Much of the meeting was filled with housekeeping work, including setting the lunch prices for next year, approving non-certified salaries and hiring or transferring new personnel.

Larson recommended the price of a school lunch for the 2019-2020 school year be increased to $2.65, up 10 cents from the current school year. He explained the district must use a formula provided by the USDA to determine the price. “It goes up 10 cents every year,” he explained.

The district will be filling out paperwork required by the state to determine if it makes sense that Paris 95 join the Community Eligibility Provision (CEP). The program is a non-pricing meal service option for schools and school districts in low-income areas. CEP allows the nation’s highest poverty schools and districts to serve breakfast and lunch at no cost to all enrolled students without collecting household applications. Schools that adopt CEP are reimbursed using a formula based on the percentage of students categorically eligible for free meals based on their participation in other specific means-tested programs, such as the Supplemental Nutrition Assistance Program (SNAP) and Temporary Assistance for Needy Families (TANF).

Larson said previous CEP computations for the Paris 95 determined a greater loss for the district’s school lunch program.

The school lunch price increase was approved by the board on a 6-1 vote, with board member Bill “Beetle” Bailey voting no.
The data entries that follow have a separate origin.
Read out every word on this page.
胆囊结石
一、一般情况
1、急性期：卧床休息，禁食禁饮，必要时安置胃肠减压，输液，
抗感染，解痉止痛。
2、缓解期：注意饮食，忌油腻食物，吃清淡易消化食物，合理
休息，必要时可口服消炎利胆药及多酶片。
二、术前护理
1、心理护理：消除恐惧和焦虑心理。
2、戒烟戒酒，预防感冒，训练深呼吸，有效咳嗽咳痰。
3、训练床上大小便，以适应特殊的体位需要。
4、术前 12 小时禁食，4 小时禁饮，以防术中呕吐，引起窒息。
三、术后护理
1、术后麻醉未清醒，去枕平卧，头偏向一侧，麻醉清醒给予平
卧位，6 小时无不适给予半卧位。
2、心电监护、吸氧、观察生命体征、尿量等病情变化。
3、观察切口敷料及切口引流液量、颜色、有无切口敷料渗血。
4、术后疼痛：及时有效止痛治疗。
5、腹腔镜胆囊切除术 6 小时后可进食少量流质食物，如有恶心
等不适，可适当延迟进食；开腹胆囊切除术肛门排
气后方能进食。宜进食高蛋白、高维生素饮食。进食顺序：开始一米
Salaries for non-certified employees including maintenance, secretaries, paraprofessionals, aides and custodians for the new fiscal year were approved by the board. Larson said the non-certified raises are 2 percent, in line with the recent three-year contract approved by the Association of Paris Teachers (APT) and the district.
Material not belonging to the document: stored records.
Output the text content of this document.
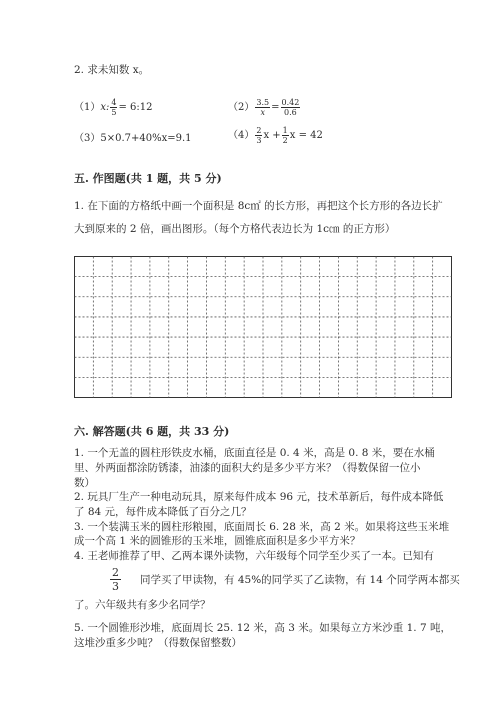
2. 求未知数 x。
（1）x: $\frac{4}{5}$ = 6:12	$(2) \frac{3.5}{x} = \frac{0.42}{0.6}$
（3）5×0.7+40%x=9.1	$(4) \frac{2}{3}$ $x + \frac{1}{2}$ x = 42
五. 作图题(共 1 题，共 5 分)
1. 在下面的方格纸中画一个面积是 8c㎡ 的长方形，再把这个长方形的各边长扩
大到原来的 2 倍，画出图形。（每个方格代表边长为 1c㎝ 的正方形）
六. 解答题(共 6 题，共 33 分)
1. 一个无盖的圆柱形铁皮水桶，底面直径是 0. 4 米，高是 0. 8 米，要在水桶
里、外两面都涂防锈漆，油漆的面积大约是多少平方米？（得数保留一位小
数）
2. 玩具厂生产一种电动玩具，原来每件成本 96 元，技术革新后，每件成本降低
了 84 元，每件成本降低了百分之几？
3. 一个装满玉米的圆柱形粮囤，底面周长 6. 28 米，高 2 米。如果将这些玉米堆
成一个高 1 米的圆锥形的玉米堆，圆锥底面积是多少平方米？
4. 王老师推荐了甲、乙两本课外读物，六年级每个同学至少买了一本。已知有
$\frac{2}{3}$ 同学买了甲读物，有 45%的同学买了乙读物，有 14 个同学两本都买
了。六年级共有多少名同学？
5. 一个圆锥形沙堆，底面周长 25. 12 米，高 3 米。如果每立方米沙重 1. 7 吨，
这堆沙重多少吨？（得数保留整数）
In other business Monday, the board approved the hiring of former Paris High School physical education and basketball coach Shawn Nugent as a physical education teacher at Mayo Middle School. The vacancy was made possible by the transfer of Mayo P.E. teacher Mick Roberts to the district’s Alternative Learning Opportunities Program (ALOP) on Eads Avenue. The program provides the opportunity for dropouts or chronic truancy students with an opportunity to obtain their high school diplomas. The program has already graduated 15 students and 17 are presently enrolled. Larson said Nugent is also certified in adaptive P.E.

The board also:

Hired Debbie Ashley as the superintendent’s secretary and Melinda Lynch as a secretary.

Hired Lori Black as a custodian.

Accepted the retirement request of Mayo Middle School guidance counselor Dan Gates in four years.

Approved the first reading of minor changes in district policy as recommended by the Illinois Association of School Boards.

Adopted the 2019-2010 school calendar. Teachers and staff will report for in-service on Wednesday, Aug. 14. Students will begin school Aug. 14-15 with early dismissal at 11:35 a.m. on those dates. The first full day of school will be Monday, Aug. 19.

Approved the student handbooks for the 2019-2020 school year.

Approved the district’s Risk Management Plan.

Approved the food agreements with HeadStart and Bridges. Paris 95 provides lunches for the children attending those programs.

At the beginning of the meeting, Larson introduced two students, Joshua Griffith and Eli Brinkerhoff, who were the first students to participate in IESA bowling and chess. Griffith, a fifth grader, bowled three games at the recent sectional tourney. Brinkerhoff was the first Paris 95 chess player to win a game in competition.

The board also heard from Wenz School teacher Stephanie Schmitt, who leads mentoring for new teachers in the district. Larson said there are over 20 new teachers in the Paris district this year and Schmitt coordinated making sure the new faculty had the support they needed.